Tres apuntes

el sargento negro

1: Chica de Ford y de Fuller

La semana pasada acabó 11.22.63, la serie inspirada en un texto de Stephen King producida por el propio escritor y J. J. Abrams. Un tanto decepcionante para este bloguero, la verdad por delante, dadas las expectativas. El caso es que en el último capítulo (spoiler al canto), el protagonista encarnado por James Franco, viajero del tiempo sin ministerio ni cartera, regresa al presente y decide buscar a la chica rubia de la que se enamoró en 1963, bibliotecaria de profesión. La encuentra. Es ahora una anciana dulce, adorable, de ojos luminosísimos y vivaces. Irreconocible, al menos para el bloguero, que se llevó una grata sorpresa al identificarla en los créditos finales: Constance Towers nada menos, 83 años recién cumplidos y todavía en activo y con una prestancia inusual. A Towers, generalmente ignorada (no aparece ni en la notoria enciclopedia de Ephraim Katz ni en el Quinlan’s Films Stars), la recordamos y seguiremos recordando en dos espléndidas películas de John Ford,  Misión de audaces (1959) y El sargento negro (1960), y otras dos no menos espléndidas de Sam Fuller, Corredor sin retorno (1963) y Una luz en el hampa (1964), donde era protagonista, y cuya fulgurante escena inicial, ella con la cabeza rapada y la furia desatada, es un insuperado tour de force del séptimo arte. Al año siguiente arrancó su actividad televisiva, que ya no abandonaría y en la que continúa con pie firme. Que la constancia te siga acompañando, Constance.

 

2: Reloj suizo acatarrado

El otro día, domingo día 1 por la tarde, El tren de las 3.10 pasó por la cadena Cuatro con más de media hora de retraso: a las 3.45.

 

3: Franceses

Thomas Lilti estudió medicina y parece ser que la medicina es su campo de batalla como cineasta.
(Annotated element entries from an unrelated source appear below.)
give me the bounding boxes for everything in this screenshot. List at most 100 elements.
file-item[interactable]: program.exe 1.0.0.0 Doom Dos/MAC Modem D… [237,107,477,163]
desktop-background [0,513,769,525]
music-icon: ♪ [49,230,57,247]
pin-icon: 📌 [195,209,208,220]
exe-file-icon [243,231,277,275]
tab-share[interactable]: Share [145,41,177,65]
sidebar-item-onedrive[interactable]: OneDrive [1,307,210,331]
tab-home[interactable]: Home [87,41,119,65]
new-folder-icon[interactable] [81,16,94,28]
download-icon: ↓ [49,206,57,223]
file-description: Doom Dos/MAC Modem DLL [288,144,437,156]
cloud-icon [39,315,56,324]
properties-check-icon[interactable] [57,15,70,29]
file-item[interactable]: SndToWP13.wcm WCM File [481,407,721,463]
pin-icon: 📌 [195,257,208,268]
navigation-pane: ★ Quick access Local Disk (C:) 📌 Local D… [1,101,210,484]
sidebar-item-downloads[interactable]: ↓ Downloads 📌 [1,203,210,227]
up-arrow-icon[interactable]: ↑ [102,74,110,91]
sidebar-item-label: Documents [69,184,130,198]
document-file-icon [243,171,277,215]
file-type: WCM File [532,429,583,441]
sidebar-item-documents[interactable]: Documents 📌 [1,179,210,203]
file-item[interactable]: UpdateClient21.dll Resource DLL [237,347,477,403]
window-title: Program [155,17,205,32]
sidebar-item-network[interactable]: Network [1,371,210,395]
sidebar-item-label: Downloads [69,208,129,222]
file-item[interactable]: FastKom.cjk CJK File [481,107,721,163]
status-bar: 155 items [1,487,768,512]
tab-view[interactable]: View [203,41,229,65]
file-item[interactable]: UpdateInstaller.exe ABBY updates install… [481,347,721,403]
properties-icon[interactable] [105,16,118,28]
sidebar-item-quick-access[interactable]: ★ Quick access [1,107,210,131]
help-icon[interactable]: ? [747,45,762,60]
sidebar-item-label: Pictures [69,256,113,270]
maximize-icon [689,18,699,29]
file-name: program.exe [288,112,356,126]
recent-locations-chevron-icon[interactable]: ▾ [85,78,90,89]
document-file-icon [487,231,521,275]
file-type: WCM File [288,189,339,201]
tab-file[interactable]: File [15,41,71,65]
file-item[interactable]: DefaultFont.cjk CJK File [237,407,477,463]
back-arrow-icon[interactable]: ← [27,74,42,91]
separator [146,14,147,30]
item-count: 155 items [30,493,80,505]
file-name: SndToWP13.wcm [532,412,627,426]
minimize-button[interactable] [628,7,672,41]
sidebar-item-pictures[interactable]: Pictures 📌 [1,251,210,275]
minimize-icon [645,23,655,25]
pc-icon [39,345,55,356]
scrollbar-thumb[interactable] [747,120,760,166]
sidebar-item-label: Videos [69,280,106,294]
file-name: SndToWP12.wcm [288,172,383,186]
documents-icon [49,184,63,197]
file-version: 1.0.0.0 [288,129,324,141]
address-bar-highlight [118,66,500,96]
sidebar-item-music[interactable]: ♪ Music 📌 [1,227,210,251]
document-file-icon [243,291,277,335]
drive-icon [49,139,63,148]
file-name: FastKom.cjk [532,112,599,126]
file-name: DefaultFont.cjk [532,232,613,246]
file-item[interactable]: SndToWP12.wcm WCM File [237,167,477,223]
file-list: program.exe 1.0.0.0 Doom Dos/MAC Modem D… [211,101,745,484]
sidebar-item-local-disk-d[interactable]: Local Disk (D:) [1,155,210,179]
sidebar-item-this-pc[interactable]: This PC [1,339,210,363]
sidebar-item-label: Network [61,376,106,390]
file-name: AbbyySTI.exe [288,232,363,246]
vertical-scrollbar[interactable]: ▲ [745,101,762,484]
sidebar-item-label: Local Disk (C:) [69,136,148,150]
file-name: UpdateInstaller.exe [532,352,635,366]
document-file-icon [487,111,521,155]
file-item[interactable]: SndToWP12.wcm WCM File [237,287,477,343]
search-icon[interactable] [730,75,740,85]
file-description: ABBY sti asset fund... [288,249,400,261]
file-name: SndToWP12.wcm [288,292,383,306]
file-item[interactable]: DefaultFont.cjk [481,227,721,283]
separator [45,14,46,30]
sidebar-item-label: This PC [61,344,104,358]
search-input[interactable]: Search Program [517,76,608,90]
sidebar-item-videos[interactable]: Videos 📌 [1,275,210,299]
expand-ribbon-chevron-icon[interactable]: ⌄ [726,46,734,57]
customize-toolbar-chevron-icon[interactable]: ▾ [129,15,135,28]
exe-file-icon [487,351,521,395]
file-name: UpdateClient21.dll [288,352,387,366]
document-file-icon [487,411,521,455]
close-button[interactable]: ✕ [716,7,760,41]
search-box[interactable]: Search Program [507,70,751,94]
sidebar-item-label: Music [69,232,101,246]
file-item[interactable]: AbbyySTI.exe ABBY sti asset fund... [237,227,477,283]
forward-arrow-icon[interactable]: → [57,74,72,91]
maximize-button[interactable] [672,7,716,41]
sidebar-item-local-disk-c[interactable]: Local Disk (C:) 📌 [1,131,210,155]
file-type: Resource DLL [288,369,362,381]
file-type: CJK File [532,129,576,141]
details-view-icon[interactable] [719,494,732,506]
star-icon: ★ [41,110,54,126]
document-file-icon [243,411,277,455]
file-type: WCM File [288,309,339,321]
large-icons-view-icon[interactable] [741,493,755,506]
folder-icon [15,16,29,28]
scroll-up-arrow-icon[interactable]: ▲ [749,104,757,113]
Tras la interesante Hipócrates, esta semana se ha estrenado Un doctor en la campiña, un suave melodrama rural rebosante de humanismo que ensalza las bondades del buen médico de pueblo entregado en cuerpo y alma a sus pacientes las 24 horas del día los siete días de la semana. Ni tecnología ni hospitales en sus creencias: fichas manuales en vez de ordenador y la cama de casa como curativo espacio idóneo. Otro francés, de estatura autoral superior, Arnaud Desplechin, estrena Tres recuerdos de mi juventud, donde recupera al personaje de Paul Dédalus como queriendo otorgarle un ciclo a lo Doinel. Gran película, dotada de una fuerza expresiva de primer orden, entre la ternura de Truffaut y la crudeza de Pialat. El tercer francés de quien aquí se quiere hablar comparece no por presencia sino por ausencia: Alexandre Astruc, fallecido el pasado día 19, a los 92 años de edad. Hoy nadie conoce a Astruc, pero su obra y su influencia en el mapa del cine galo son gigantescas. Como pensador, formuló su teoría de la caméra stylo, de largo recorrido, que ejemplificaba afirmando preferir la ligereza de un Mizoguchi al expresionismo de un Welles. En 1952 se estrenó con el mediometraje Le rideau cramoisi, que ya hizo ruido, y tres años después realizó su primer largometraje, Les mauvaises recontres, que suscitó elogios ditirámbicos de André Bazin y Jacques Doniol-Valcroze, entre otros. Títulos que anuncian, cómo no, la inminente nouvelle vague, de la que Astruc fue faro de tanto peso como Renoir o Franju. En 1958 llega su obra más madura, una pieza maestra, Une vie, basada en una novela de Guy de Maupassant, rodada en color (soberbia fotografía de Claude Renoir) y sacudida por un romanticismo desatado, “une inflation lyrique de la mise en scène” (Joël Magny dixit) fuera de lo común. Folletín fatalista inmensamente físico, en Une vie la escritura de Astruc enlaza, sí, con la ligereza mizoguchiana, pero en estrecho matrimonio con una pulsión febril de raíz sirkiana, que no excluye un profundo sentido de la crueldad: la escena en que la criada, al aire libre, sobre la nieve, da a luz al hijo bastardo alcanza una intensidad desusada. Astruc siguió haciendo grandes obras, en cine (Éducation sentimentale, de 1962) o en televisión (el soberbio cortometraje Le puits et le pendule, del 64, según el relato de Poe), hasta su retiro en 1993.